= Bougainville Copper =

Mining company based in Papua New Guinea

Bougainville Copper logo.

Bougainville Copper Limited (BCL) is a mining company of Papua New Guinea (PNG) that is listed on the Australian Securities Exchange (ASX). BCL operated the Panguna mine on Bougainville Island, extracting copper, gold and silver from to , when mining operations were officially halted due to militant activity.

Mining giant Rio Tinto, which was historically Bougainville Copper Limited's major shareholder, exited on 30 June 2016 when it transferred its 53.8 percent shareholding for distribution to the Autonomous Bougainville Government and the Independent State of Papua New Guinea. Papua New Guinea's shareholding was subsequently transferred to the Autonomous Bougainville Government, which as of January 2026 controls approximately 72.9% of BCL.

== History ==
The mine at Panguna was opened in 1972 and was majority-owned by Rio Tinto. The mine was vitally important to the economy of Papua New Guinea. The PNG national government received a 20% share of profit from the mine, of which the Bougainvilleans received 0.5% to 1.25% share of the total profit. The first Bougainville independence movement began to arise in the late 1960s, as people began to air their grievances against the then Australian colonial government over the handling of the Panguna mine. Australian External Territories Minister Charles Barnes was accused of telling the Bougainvillean people they would "get nothing". The issue of compensation went to the High Court of Australia, where it was found that the compensation was inadequate under ordinary federal Australian law, but that as an External Territory, Papua New Guinea was not guaranteed the same standards that applied to mainland Australia. Papua New Guinea has been an independent country since 16 September 1975.

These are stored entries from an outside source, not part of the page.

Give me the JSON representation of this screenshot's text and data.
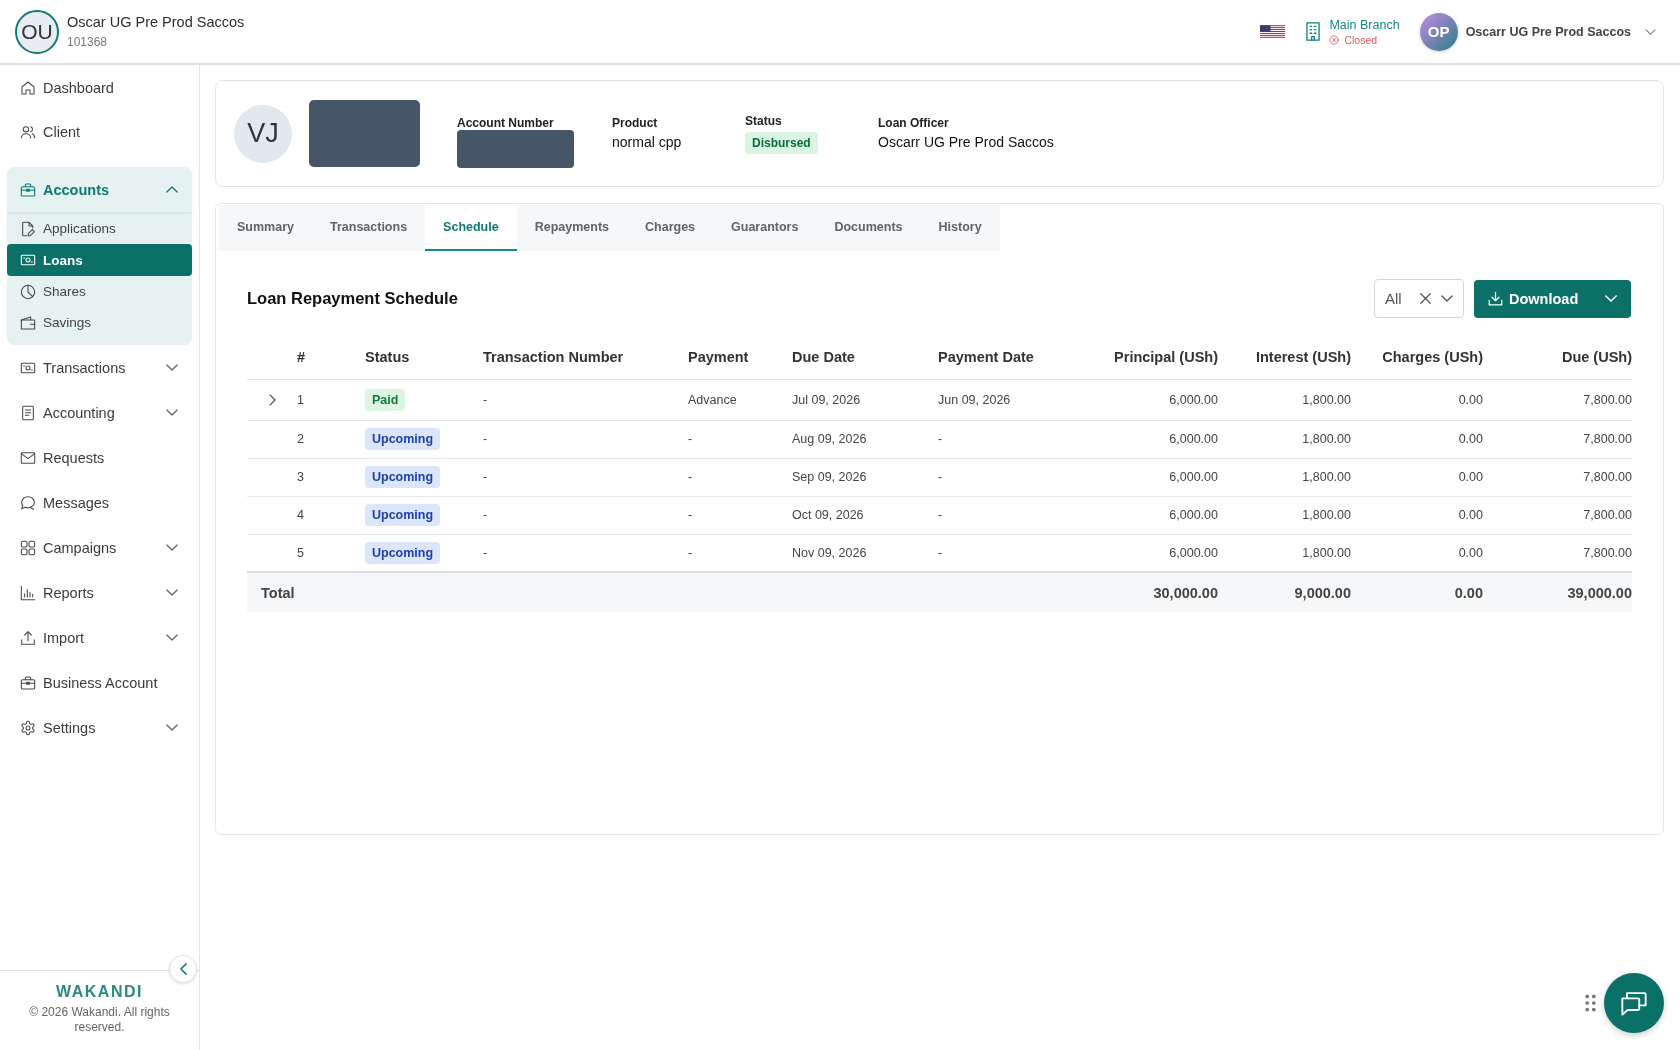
{
  "header": {
    "org": {
      "initials": "OU",
      "name": "Oscar UG Pre Prod Saccos",
      "code": "101368"
    },
    "branch": {
      "name": "Main Branch",
      "status": "Closed",
      "open": false
    },
    "user": {
      "initials": "OP",
      "name": "Oscarr UG Pre Prod Saccos"
    }
  },
  "sidebar": {
    "items": [
      {
        "label": "Dashboard",
        "kind": "link",
        "selected": false
      },
      {
        "label": "Client",
        "kind": "link",
        "selected": false
      },
      {
        "label": "Accounts",
        "kind": "group",
        "selected": false,
        "expanded": true,
        "children": [
          {
            "label": "Applications",
            "selected": false
          },
          {
            "label": "Loans",
            "selected": true
          },
          {
            "label": "Shares",
            "selected": false
          },
          {
            "label": "Savings",
            "selected": false
          }
        ]
      },
      {
        "label": "Transactions",
        "kind": "group",
        "selected": false,
        "expanded": false
      },
      {
        "label": "Accounting",
        "kind": "group",
        "selected": false,
        "expanded": false
      },
      {
        "label": "Requests",
        "kind": "link",
        "selected": false
      },
      {
        "label": "Messages",
        "kind": "link",
        "selected": false
      },
      {
        "label": "Campaigns",
        "kind": "group",
        "selected": false,
        "expanded": false
      },
      {
        "label": "Reports",
        "kind": "group",
        "selected": false,
        "expanded": false
      },
      {
        "label": "Import",
        "kind": "group",
        "selected": false,
        "expanded": false
      },
      {
        "label": "Business Account",
        "kind": "link",
        "selected": false
      },
      {
        "label": "Settings",
        "kind": "group",
        "selected": false,
        "expanded": false
      }
    ],
    "footer": {
      "brand": "WAKANDI",
      "copyright": "© 2026 Wakandi. All rights reserved."
    }
  },
  "account": {
    "initials": "VJ",
    "name_redacted": true,
    "fields": [
      {
        "label": "Account Number",
        "kind": "redacted"
      },
      {
        "label": "Product",
        "kind": "text",
        "value": "normal cpp"
      },
      {
        "label": "Status",
        "kind": "badge",
        "value": "Disbursed"
      },
      {
        "label": "Loan Officer",
        "kind": "text",
        "value": "Oscarr UG Pre Prod Saccos"
      }
    ]
  },
  "tabs": [
    {
      "label": "Summary",
      "selected": false
    },
    {
      "label": "Transactions",
      "selected": false
    },
    {
      "label": "Schedule",
      "selected": true
    },
    {
      "label": "Repayments",
      "selected": false
    },
    {
      "label": "Charges",
      "selected": false
    },
    {
      "label": "Guarantors",
      "selected": false
    },
    {
      "label": "Documents",
      "selected": false
    },
    {
      "label": "History",
      "selected": false
    }
  ],
  "schedule": {
    "title": "Loan Repayment Schedule",
    "filter": {
      "value": "All"
    },
    "download": {
      "label": "Download"
    },
    "columns": [
      {
        "label": "#",
        "kind": "text"
      },
      {
        "label": "Status",
        "kind": "text"
      },
      {
        "label": "Transaction Number",
        "kind": "text"
      },
      {
        "label": "Payment",
        "kind": "text"
      },
      {
        "label": "Due Date",
        "kind": "text"
      },
      {
        "label": "Payment Date",
        "kind": "text"
      },
      {
        "label": "Principal (USh)",
        "kind": "amount"
      },
      {
        "label": "Interest (USh)",
        "kind": "amount"
      },
      {
        "label": "Charges (USh)",
        "kind": "amount"
      },
      {
        "label": "Due (USh)",
        "kind": "amount"
      }
    ],
    "rows": [
      {
        "number": "1",
        "expandable": true,
        "status": {
          "label": "Paid",
          "kind": "paid"
        },
        "values": [
          "-",
          "Advance",
          "Jul 09, 2026",
          "Jun 09, 2026",
          "6,000.00",
          "1,800.00",
          "0.00",
          "7,800.00"
        ]
      },
      {
        "number": "2",
        "expandable": false,
        "status": {
          "label": "Upcoming",
          "kind": "upcoming"
        },
        "values": [
          "-",
          "-",
          "Aug 09, 2026",
          "-",
          "6,000.00",
          "1,800.00",
          "0.00",
          "7,800.00"
        ]
      },
      {
        "number": "3",
        "expandable": false,
        "status": {
          "label": "Upcoming",
          "kind": "upcoming"
        },
        "values": [
          "-",
          "-",
          "Sep 09, 2026",
          "-",
          "6,000.00",
          "1,800.00",
          "0.00",
          "7,800.00"
        ]
      },
      {
        "number": "4",
        "expandable": false,
        "status": {
          "label": "Upcoming",
          "kind": "upcoming"
        },
        "values": [
          "-",
          "-",
          "Oct 09, 2026",
          "-",
          "6,000.00",
          "1,800.00",
          "0.00",
          "7,800.00"
        ]
      },
      {
        "number": "5",
        "expandable": false,
        "status": {
          "label": "Upcoming",
          "kind": "upcoming"
        },
        "values": [
          "-",
          "-",
          "Nov 09, 2026",
          "-",
          "6,000.00",
          "1,800.00",
          "0.00",
          "7,800.00"
        ]
      }
    ],
    "total": {
      "label": "Total",
      "values": [
        "30,000.00",
        "9,000.00",
        "0.00",
        "39,000.00"
      ]
    }
  }
}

In 2010, using interviews with BCL executives and internal company documents, Kristian Lasslett of the University of Ulster published adverse findings about the company from during the period of civil war. This research suggested that BCL placed pressure on the PNG government to assert its authority on Bougainville, following acts of industrial sabotage. The company purportedly aided the security forces by providing them with trucks, fuel, accommodation, communications equipment, storage space, messing facilities and office resources after concerns about human rights abuses became apparent. These allegations were previously denied by BCL's former Chairman, but Dr Lasslett insists on their veracity. On 8 June 2010, the newly elected president of Bougainville John Momis, declared that the Panguna mine has to be reopened to assure Bougainville's future economic growth. A referendum on Bougainville's independence was due to be held no later than June 2020 under the Bougainville Peace Agreement.

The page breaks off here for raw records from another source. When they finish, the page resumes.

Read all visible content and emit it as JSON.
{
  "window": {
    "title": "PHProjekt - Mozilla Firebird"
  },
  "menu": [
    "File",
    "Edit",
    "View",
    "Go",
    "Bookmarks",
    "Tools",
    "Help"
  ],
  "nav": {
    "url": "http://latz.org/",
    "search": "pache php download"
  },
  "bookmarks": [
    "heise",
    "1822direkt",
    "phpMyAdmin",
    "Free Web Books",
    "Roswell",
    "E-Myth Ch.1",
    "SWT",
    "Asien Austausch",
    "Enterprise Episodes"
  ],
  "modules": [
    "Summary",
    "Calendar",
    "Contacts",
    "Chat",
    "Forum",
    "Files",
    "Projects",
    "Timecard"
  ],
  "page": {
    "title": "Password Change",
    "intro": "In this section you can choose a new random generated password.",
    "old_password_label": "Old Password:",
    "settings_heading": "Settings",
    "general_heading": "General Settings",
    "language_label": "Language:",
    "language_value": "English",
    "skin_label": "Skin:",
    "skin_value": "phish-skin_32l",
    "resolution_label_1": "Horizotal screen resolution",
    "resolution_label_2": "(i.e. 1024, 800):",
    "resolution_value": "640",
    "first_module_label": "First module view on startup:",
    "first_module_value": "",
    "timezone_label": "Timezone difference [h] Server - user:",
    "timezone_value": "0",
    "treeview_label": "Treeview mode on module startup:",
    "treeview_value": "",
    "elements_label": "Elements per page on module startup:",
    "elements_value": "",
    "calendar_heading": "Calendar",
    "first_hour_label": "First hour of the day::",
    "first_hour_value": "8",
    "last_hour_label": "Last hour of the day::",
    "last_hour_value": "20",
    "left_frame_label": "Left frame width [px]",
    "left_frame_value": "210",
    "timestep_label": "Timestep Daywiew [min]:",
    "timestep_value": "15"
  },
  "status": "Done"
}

During 2017, president Momis and the Autonomous Bougainville Government advocated for the re-opening of the Panguna mine. However in January 2018, the Bougainville government enacted an indefinite moratorium on renewing the licence of BCL over fears it could reignite the conflict. Bougainville landowner groups were called to vote on allowing BCL to renew their mining licence and potentially reopen the Panguna mine, but lacked support. In February 2018, BCL begun legal proceedings against the Autonomous Bougainville Government following the cancellation of the exploration license. BCL retained the exploration licence while the legal proceedings continued. BCL and the Autonomous Bougainville Government settled their dispute and, on 2 February 2024, confirmed that BCL would be granted a five-year extension to the EL01 licence.

==Current status==
Ishmael Toroama has repeatedly declared the importance of reopening the Panguna mine to Bougainville's economic independence, confirming that he would "first of all ensure that Panguna quickly progresses to the next stage of development”. In February 2026, Toroama confirmed that the Autonomous Bougainville Government had, in its capacity as majority shareholding in BCL, rejected proposal to reopen the Paguna mine in partnership with CMOC Group Limited because of concerns that the partnership would dilute its shareholding. Instead, Toroama directed BCL to engage with the Indian mining company Lloyds Metals and Engineering Limited.